2ème piste : accepter de prendre sa croix. Voilà qui nous rappelle que la volonté de Dieu peut nous entraîner sur des chemins difficiles. Non pas que Dieu aime que l’homme souffre, mais simplement parce que faire le choix du Christ peut être mal reçu par d’autres et entraîner des ruptures, voire des conflits. Il n’a jamais été facile d’être chrétien : ni à l’origine – les martyrs sont là pour nous le rappeler – ni aujourd’hui – où l’air du temps semble tellement loin des pratiques évangéliques. Prendre sa croix, c’est refuser alors cet air du temps, et tenir bon dans les épreuves qui nous sont imposés par d’autres, à cause de notre foi.

 3ème piste : prendre le temps de s’asseoir. Dans le monde  trépidant que nous connaissons, alors même que nous courons constamment après le temps, Jésus nous invite à nous asseoir, à réfléchir. Il nous invite à faire ce que lui-même fait si souvent dans l’Evangile avant tous les grands instants de sa vie : il se retire au désert, il prie, il se met en intimité avec Dieu. S’asseoir, prendre du temps auprès du divin Maître pour mieux repartir, pour mieux découvrir ce que Dieu attend : étape nécessaire pour être sûr de ne pas se tromper, de ne pas se laisser entraîner par ses propres passions ou illusions. S’asseoir pour mieux repartir avec le Christ à la rencontre du Dieu vivant et vrai.

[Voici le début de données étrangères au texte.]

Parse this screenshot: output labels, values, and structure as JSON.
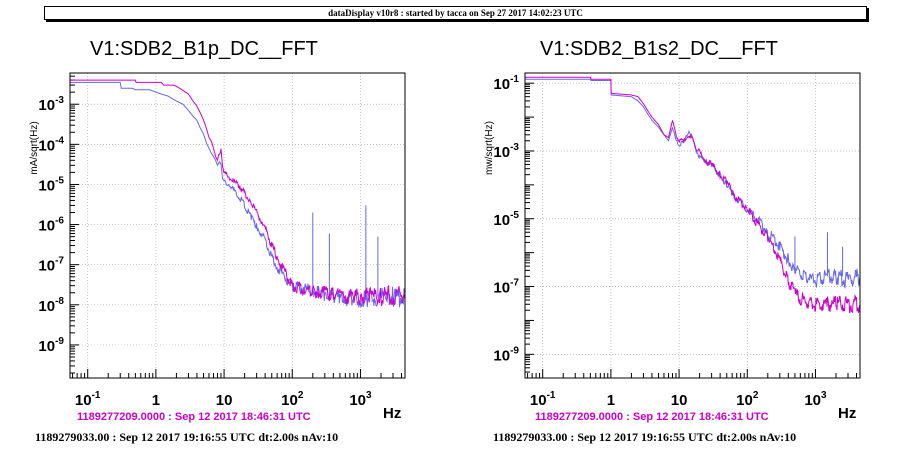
{
  "header": {
    "title": "dataDisplay v10r8 : started by tacca on Sep 27 2017 14:02:23 UTC"
  },
  "colors": {
    "reference": "#6666ee",
    "current": "#cc00cc",
    "timestamp_ref": "#cc00cc",
    "axis": "#000000"
  },
  "chart_data": [
    {
      "type": "line",
      "title": "V1:SDB2_B1p_DC__FFT",
      "ylabel": "mA/sqrt(Hz)",
      "xlabel": "Hz",
      "xscale": "log",
      "yscale": "log",
      "xlim": [
        0.055,
        4500
      ],
      "ylim": [
        1.5e-10,
        0.006
      ],
      "grid": true,
      "x_ticks": [
        {
          "b": "10",
          "e": "-1"
        },
        {
          "b": "1",
          "e": ""
        },
        {
          "b": "10",
          "e": ""
        },
        {
          "b": "10",
          "e": "2"
        },
        {
          "b": "10",
          "e": "3"
        }
      ],
      "y_ticks": [
        {
          "b": "10",
          "e": "-9"
        },
        {
          "b": "10",
          "e": "-8"
        },
        {
          "b": "10",
          "e": "-7"
        },
        {
          "b": "10",
          "e": "-6"
        },
        {
          "b": "10",
          "e": "-5"
        },
        {
          "b": "10",
          "e": "-4"
        },
        {
          "b": "10",
          "e": "-3"
        }
      ],
      "series": [
        {
          "role": "reference",
          "color": "#6666ee",
          "x": [
            0.055,
            0.3,
            0.31,
            0.45,
            0.5,
            0.8,
            1.0,
            1.2,
            1.5,
            2,
            2.5,
            3,
            3.5,
            4,
            4.5,
            5,
            5.5,
            6,
            6.5,
            7,
            7.5,
            8,
            8.5,
            9,
            9.5,
            10,
            12,
            14,
            16,
            18,
            20,
            25,
            30,
            35,
            40,
            45,
            50,
            60,
            70,
            80,
            90,
            100,
            150,
            200,
            250,
            300,
            400,
            500,
            600,
            800,
            1000,
            1300,
            1600,
            2000,
            2500,
            3000,
            3500,
            4000,
            4500
          ],
          "y": [
            0.0035,
            0.0035,
            0.0025,
            0.0025,
            0.0023,
            0.0023,
            0.002,
            0.0018,
            0.0016,
            0.0012,
            0.001,
            0.0007,
            0.0005,
            0.0004,
            0.00025,
            0.00018,
            0.00011,
            8e-05,
            6e-05,
            5e-05,
            4e-05,
            3e-05,
            4e-05,
            3e-05,
            1.5e-05,
            1.2e-05,
            1e-05,
            7e-06,
            5e-06,
            4e-06,
            3e-06,
            1.5e-06,
            9e-07,
            6e-07,
            4e-07,
            2.5e-07,
            1.5e-07,
            9e-08,
            6e-08,
            4.5e-08,
            3.5e-08,
            3e-08,
            2.5e-08,
            2.2e-08,
            2e-08,
            1.8e-08,
            1.6e-08,
            1.5e-08,
            1.5e-08,
            1.4e-08,
            1.3e-08,
            1.4e-08,
            1.5e-08,
            1.6e-08,
            1.7e-08,
            1.6e-08,
            1.5e-08,
            1.6e-08,
            1.7e-08
          ],
          "spikes": [
            [
              200,
              2e-06
            ],
            [
              350,
              6e-07
            ],
            [
              1200,
              3e-06
            ],
            [
              1800,
              5e-07
            ]
          ]
        },
        {
          "role": "current",
          "color": "#cc00cc",
          "x": [
            0.055,
            0.5,
            0.51,
            1.2,
            1.3,
            1.8,
            2,
            2.5,
            3,
            3.5,
            4,
            4.5,
            5,
            5.5,
            6,
            6.5,
            7,
            7.5,
            8,
            8.5,
            9,
            9.5,
            10,
            12,
            14,
            16,
            18,
            20,
            25,
            30,
            35,
            40,
            45,
            50,
            60,
            70,
            80,
            90,
            100,
            150,
            200,
            250,
            300,
            400,
            500,
            600,
            800,
            1000,
            1300,
            1600,
            2000,
            2500,
            3000,
            3500,
            4000,
            4500
          ],
          "y": [
            0.004,
            0.004,
            0.0035,
            0.0035,
            0.003,
            0.003,
            0.0028,
            0.0022,
            0.0018,
            0.0012,
            0.0009,
            0.0006,
            0.0004,
            0.00025,
            0.00015,
            0.00012,
            8e-05,
            5e-05,
            4e-05,
            6e-05,
            7e-05,
            3e-05,
            2e-05,
            1.5e-05,
            1.2e-05,
            1e-05,
            8e-06,
            6e-06,
            3.5e-06,
            2e-06,
            1.3e-06,
            8e-07,
            5e-07,
            3e-07,
            1.5e-07,
            9e-08,
            6e-08,
            4e-08,
            3e-08,
            2.4e-08,
            2.2e-08,
            2.1e-08,
            2e-08,
            1.9e-08,
            1.8e-08,
            1.7e-08,
            1.6e-08,
            1.6e-08,
            1.6e-08,
            1.6e-08,
            1.6e-08,
            1.7e-08,
            1.7e-08,
            1.8e-08,
            1.8e-08,
            1.8e-08
          ]
        }
      ],
      "timestamp_ref": "1189277209.0000 : Sep 12 2017 18:46:31 UTC",
      "timestamp_cur": "1189279033.00 : Sep 12 2017 19:16:55 UTC dt:2.00s nAv:10"
    },
    {
      "type": "line",
      "title": "V1:SDB2_B1s2_DC__FFT",
      "ylabel": "mw/sqrt(Hz)",
      "xlabel": "Hz",
      "xscale": "log",
      "yscale": "log",
      "xlim": [
        0.055,
        4500
      ],
      "ylim": [
        2e-10,
        0.2
      ],
      "grid": true,
      "x_ticks": [
        {
          "b": "10",
          "e": "-1"
        },
        {
          "b": "1",
          "e": ""
        },
        {
          "b": "10",
          "e": ""
        },
        {
          "b": "10",
          "e": "2"
        },
        {
          "b": "10",
          "e": "3"
        }
      ],
      "y_ticks": [
        {
          "b": "10",
          "e": "-9"
        },
        {
          "b": "10",
          "e": "-7"
        },
        {
          "b": "10",
          "e": "-5"
        },
        {
          "b": "10",
          "e": "-3"
        },
        {
          "b": "10",
          "e": "-1"
        }
      ],
      "series": [
        {
          "role": "reference",
          "color": "#6666ee",
          "x": [
            0.055,
            0.5,
            0.51,
            1.0,
            1.01,
            2,
            2.5,
            3,
            3.5,
            4,
            5,
            6,
            7,
            8,
            9,
            10,
            12,
            14,
            16,
            18,
            20,
            25,
            30,
            40,
            50,
            60,
            70,
            80,
            100,
            150,
            200,
            300,
            400,
            500,
            700,
            1000,
            1500,
            2000,
            3000,
            4500
          ],
          "y": [
            0.13,
            0.13,
            0.12,
            0.12,
            0.045,
            0.04,
            0.03,
            0.02,
            0.012,
            0.008,
            0.005,
            0.003,
            0.002,
            0.005,
            0.002,
            0.0015,
            0.002,
            0.004,
            0.002,
            0.001,
            0.0007,
            0.0005,
            0.0004,
            0.0002,
            0.0001,
            6e-05,
            4e-05,
            3e-05,
            2e-05,
            8e-06,
            4e-06,
            1.5e-06,
            6e-07,
            3e-07,
            2e-07,
            1.5e-07,
            2e-07,
            2e-07,
            1.5e-07,
            2e-07
          ],
          "spikes": [
            [
              500,
              3e-06
            ],
            [
              1500,
              4e-06
            ],
            [
              2500,
              1.5e-06
            ]
          ]
        },
        {
          "role": "current",
          "color": "#cc00cc",
          "x": [
            0.055,
            0.5,
            0.51,
            1.0,
            1.01,
            2,
            2.5,
            3,
            3.5,
            4,
            5,
            6,
            7,
            8,
            9,
            10,
            12,
            14,
            16,
            18,
            20,
            25,
            30,
            40,
            50,
            60,
            70,
            80,
            100,
            150,
            200,
            300,
            400,
            500,
            700,
            1000,
            1500,
            2000,
            3000,
            4500
          ],
          "y": [
            0.15,
            0.15,
            0.13,
            0.13,
            0.05,
            0.045,
            0.04,
            0.025,
            0.015,
            0.01,
            0.006,
            0.003,
            0.0025,
            0.008,
            0.003,
            0.002,
            0.002,
            0.003,
            0.002,
            0.0012,
            0.0009,
            0.0005,
            0.0004,
            0.0002,
            0.00012,
            7e-05,
            4e-05,
            3e-05,
            2e-05,
            6e-06,
            3e-06,
            6e-07,
            1.5e-07,
            6e-08,
            3.5e-08,
            3e-08,
            3e-08,
            3e-08,
            3e-08,
            3e-08
          ]
        }
      ],
      "timestamp_ref": "1189277209.0000 : Sep 12 2017 18:46:31 UTC",
      "timestamp_cur": "1189279033.00 : Sep 12 2017 19:16:55 UTC dt:2.00s nAv:10"
    }
  ]
}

 Qui peut comprendre les volontés du Seigneur ? Je dirai tout simplement le vrai disciple, celui qui marche avec le Christ, quelles que soient les difficultés, celui qui se laisse façonner par son Esprit Saint, celui qui se fait humble et attend finalement de Dieu la révélation de son projet d’amour. Puisse notre fréquentation de l’Eucharistie nous permettre d’entrer dans cette intimité où Dieu se révèle à nous pour nous rendre vraiment libres et vraiment vivants. Amen.